When this poem first appeared in the 1860 edition, Whitman placed it between "I was Looking a Long While" and "As I Walk These Broad Majestic Days." In this context, "I Hear" found a place in Whitman's announcement of the great theme of freedom and in his early invention of new literary techniques. In its "Inscriptions" surroundings, this poem is thematically related to "To Thee Old Cause" (1871), "America" (1888), "Thou Mother with Thy Equal Brood" (1872), and the prophetic nationalism of "To-day and Thee" (1888).

The idea of "America" in "I Hear" is that of the poem "America" (1888), conceived of as the Mother, source of the themes of freedom, law, and love expressed by her children. These children are the daughters and sons who find voice in "I Hear." The songs they sing are those described in "Starting from Paumanok" (1860): the poems of materials that are the most spiritual poems. To the expanding and rhapsodic ego discovering the universal immanent in each particular, Whitman found appropriate the catalogue of parallelisms contained in a thematic envelope. But in "I Hear" the abbreviated exploration of this method restricts expansion.

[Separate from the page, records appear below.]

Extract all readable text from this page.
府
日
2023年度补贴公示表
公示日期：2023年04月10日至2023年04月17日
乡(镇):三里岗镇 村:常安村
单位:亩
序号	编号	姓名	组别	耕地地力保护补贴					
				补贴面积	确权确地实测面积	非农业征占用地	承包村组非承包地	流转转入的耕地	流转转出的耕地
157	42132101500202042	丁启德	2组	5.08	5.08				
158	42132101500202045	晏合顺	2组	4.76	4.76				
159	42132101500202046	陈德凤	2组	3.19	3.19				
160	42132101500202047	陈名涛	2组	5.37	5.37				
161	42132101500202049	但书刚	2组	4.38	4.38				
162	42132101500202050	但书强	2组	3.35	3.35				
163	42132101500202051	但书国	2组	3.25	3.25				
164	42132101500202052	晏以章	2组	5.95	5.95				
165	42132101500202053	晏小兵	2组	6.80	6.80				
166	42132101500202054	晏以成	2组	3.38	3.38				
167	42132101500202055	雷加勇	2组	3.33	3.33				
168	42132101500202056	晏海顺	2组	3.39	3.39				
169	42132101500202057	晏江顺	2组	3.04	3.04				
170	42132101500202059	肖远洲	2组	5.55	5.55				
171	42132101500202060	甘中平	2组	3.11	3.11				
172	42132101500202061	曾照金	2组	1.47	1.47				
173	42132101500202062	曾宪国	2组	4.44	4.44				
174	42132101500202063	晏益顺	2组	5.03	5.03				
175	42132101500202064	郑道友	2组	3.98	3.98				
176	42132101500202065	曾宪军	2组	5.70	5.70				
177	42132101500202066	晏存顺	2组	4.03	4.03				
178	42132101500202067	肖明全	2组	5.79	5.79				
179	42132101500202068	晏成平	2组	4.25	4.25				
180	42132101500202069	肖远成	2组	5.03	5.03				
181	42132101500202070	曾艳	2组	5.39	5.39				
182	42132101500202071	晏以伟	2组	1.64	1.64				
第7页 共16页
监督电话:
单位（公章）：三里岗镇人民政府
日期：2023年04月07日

Isadora Duncan, calling herself "the spiritual daughter of Walt Whitman" (39), was inspired by this poem and sought commensurate dance and music. Critical response notes this poem's nonmusicality, its vagueness, sentimentality, and folksy nationalism, yet places the poem in the category of dilation, transport, and amazement. "I Hear" is the exploration of a method, not a full literary development of it; the poet is still in his workshop, but the themes, materials, and method are all in plain view.


Allen, Gay Wilson. Walt Whitman Handbook. 1946. New York: Hendricks House, 1962.

Bradley, Sculley, Harold W. Blodgett, Arthur Golden, and William White. Introduction. Leaves of Grass: A Textual Variorum of the Printed Poems. Ed. Bradley, Blodgett, Golden, and White. Vol. 1. New York: New York UP, 1980. xv–xxv.

Duncan, Isadora. My Life. London: Victor Gollancz, 1928.

Miller, James E., Jr. A Critical Guide to "Leaves of Grass." Chicago: U of Chicago P, 1957.

Stovall, Floyd. Introduction. Walt Whitman: Representative Selections. 1939. Ed. Stovall. Rev. ed. New York: Hill and Wang, 1961. xi–lii.

Vanderbilt, Kermit. "'I Hear America Singing': Whitman and Democratic Culture." Walt Whitman Review 21 (1975): 22–28.